By Philip Sean Curran, Staff Writer
Princeton University President Christopher L. Eisgruber on Saturday raised the possibility of relocating the ice hockey arena on campus to make room for a new residential college to house an influx of undergraduates that the university is planning to admit during the next decade.
Mr. Eisgruber, addressing fellow alumni in Richardson Auditorium at Princeton’s annual Reunions weekend, said the university had not picked the site for that college. While the university does not yet know where it will go, he pointed to spaces around the area of Baker Rink.
“There are ways you could tuck a residential college around existing buildings there. There’s also the possibility, over time, that we would move Baker Rink from where it’s currently located,” he said.
Mr. Eisgruber said the arena, though beautiful and one he where enjoys watching hockey in, is not a “first-rate hockey facility or a first-rate rink right now.”
“And so that would be one possibility that might be consistent with what we’re doing in our athletics program,” he said. Baker Rink, constructed in the early 1920s, has been updated through the years but is now the second oldest college hockey arena in the country.
Other possibilities he raised included “doing something” on the other side of Washington Road or to take existing dorms, turn them into a residential college and build upper classmen housing elsewhere.
“So we have flexibility,” he said.
As he has stated before, Mr. Eisgruber said the university does not have to build on the Springdale Golf Course or go across Lake Carnegie.
Expanding the undergraduate student body by 500 more students from the current roughly 5,200 was one of the topics that Mr. Eisgruber covered in his remarks.
He said Princeton rejects a higher percentage of “qualified applicants” than at any time in its 270-year-history. In March, the school announced it had offered admission to 1,894 students out of the 29,303 applicants vying to be part of the current freshman class, for a record low admission rate of 6.46 percent.
“I love all of the students we have on our campus,” he said, “but if we can say yes to some more of those students, I think we will be doing a good thing for them and I think we’ll be doing a good thing for the world by bringing them here to Princeton and giving them the benefit of that education that all of us have.”
Mr. Eisgruber touched on the accomplishments of Princeton students in the classroom and on the athletic field. Sports was a topic he returned to later when discussing brain injuries and football.
Mr. Eisgruber said that when he and the leaders of the seven other Ivy League universities meet twice annually, they look at concussion data from every sport played at their schools and compare the information.

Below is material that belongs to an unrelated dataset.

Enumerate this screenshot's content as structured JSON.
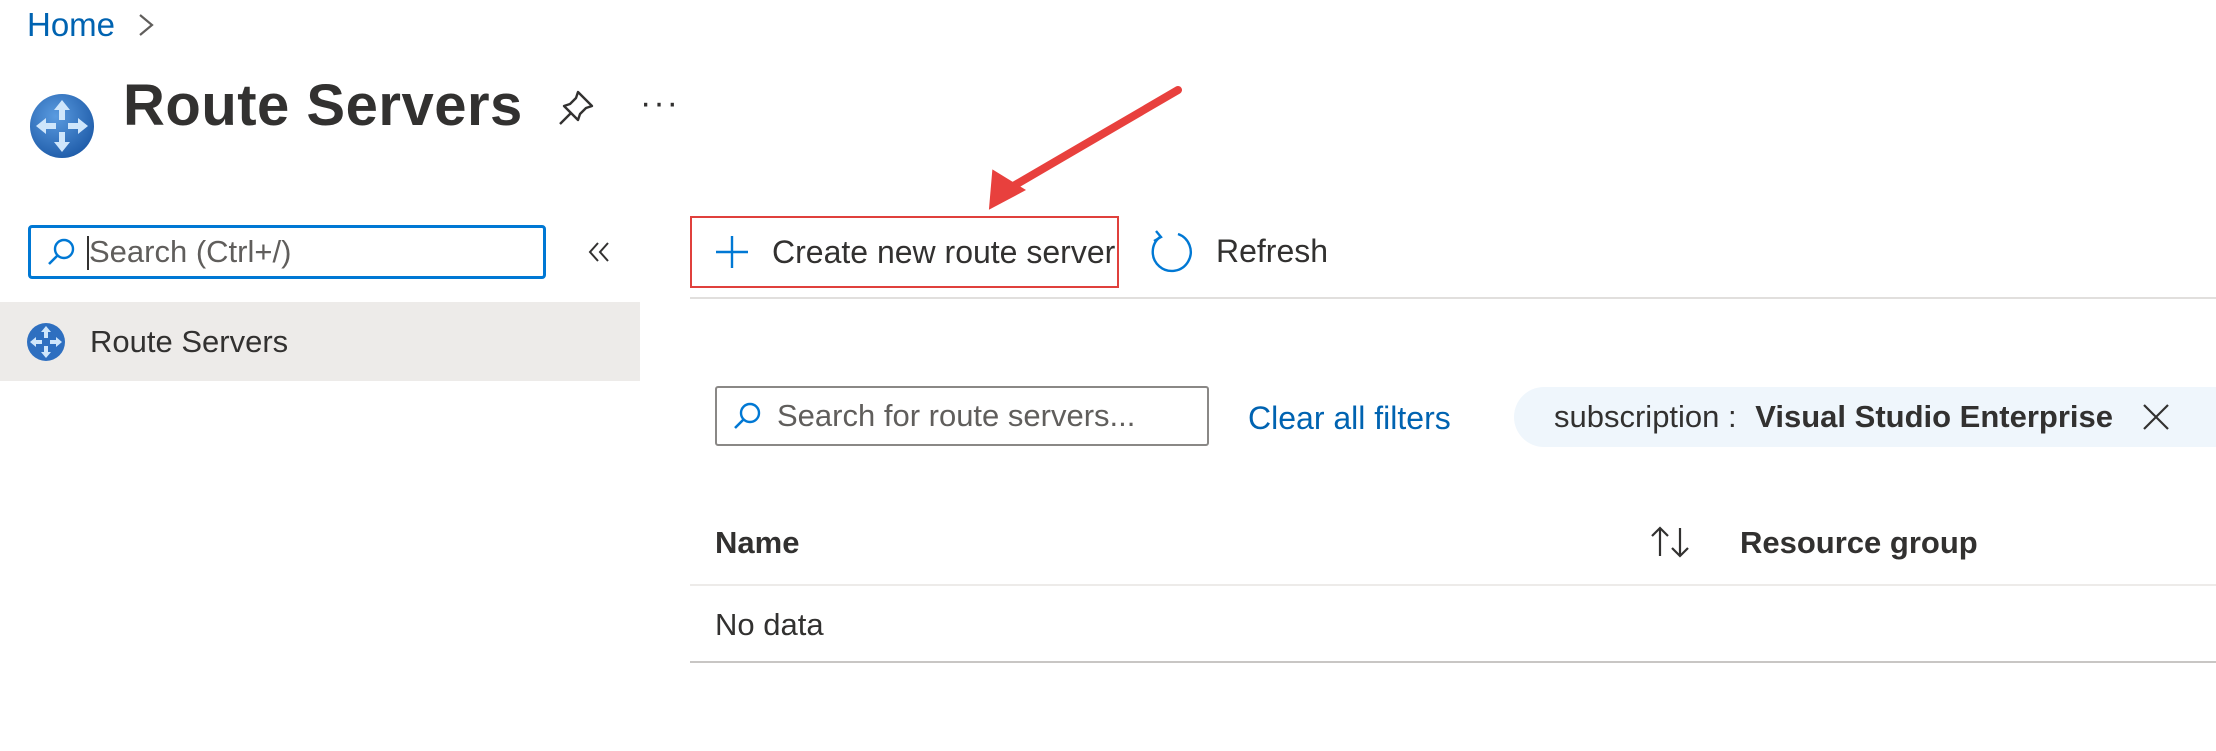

“It’s certainly not the case that concussions, for example, are a problem only in football. There are a number of other sports where they’re an issue ” he said. “And one of the things that we’re finding is that certain kinds of rules changes about, for example what kinds of contact you can have in practice, can make an extraordinary difference to the number of concussions that students have.”
He also said concussions are being tracked and responded to “much more proactively” than when he was a college student in the 1980s.
Yet he said concerns for student safety led the school to discontinue sprint football, a game for under-sized students. He said the team had been “heavily reliant” on players who were never trained how to play the sport.
“But we did not think we could responsibly continue that sport without … the risk of catastrophic injury,” he said to applause.
He also discussed the school’s finances. Earlier this year, Princeton and other private universities with endowments of $1 billion or more faced scrutiny from Congress about how they use that money. Mr. Eisgruber said he and other university representatives had met with one of the congressman looking into the issue, Rep. Ken. Brady, (R-Texas), chairman of the House Ways and Means Committee.
He said that Mr. Brady had said the university did a “very good job” of explaining what the school did with its $22.7 billion endowment and how it was using it to make a Princeton education affordable and support teaching and research.
Toward the end of his remarks, he raised the subject of the campus protest in November that saw students take over Nassau Hall, stage a sit-in at his office and demand that former university and U.S. President Woodrow Wilson’s name be removed from the public policy school and a residential college.
He said the university was able to take “a very emotional and polarized issue and a very emotional and polarized moment and bring reason and deliberation to it.” The university ultimately declined to remove the name after studying the issue.
Wearing his orange and black-striped class jacket, Mr. Eisgruber, a 1983 graduate of Princeton, is part of the thousands of alumni who returned to town for this weekend. They come wearing the colors of their alma mater.
“Reunions is always one of my favorite times of the year,” he said. “It’s extraordinary to welcome back this wonderful community and to see this explosion and effusion of orange.”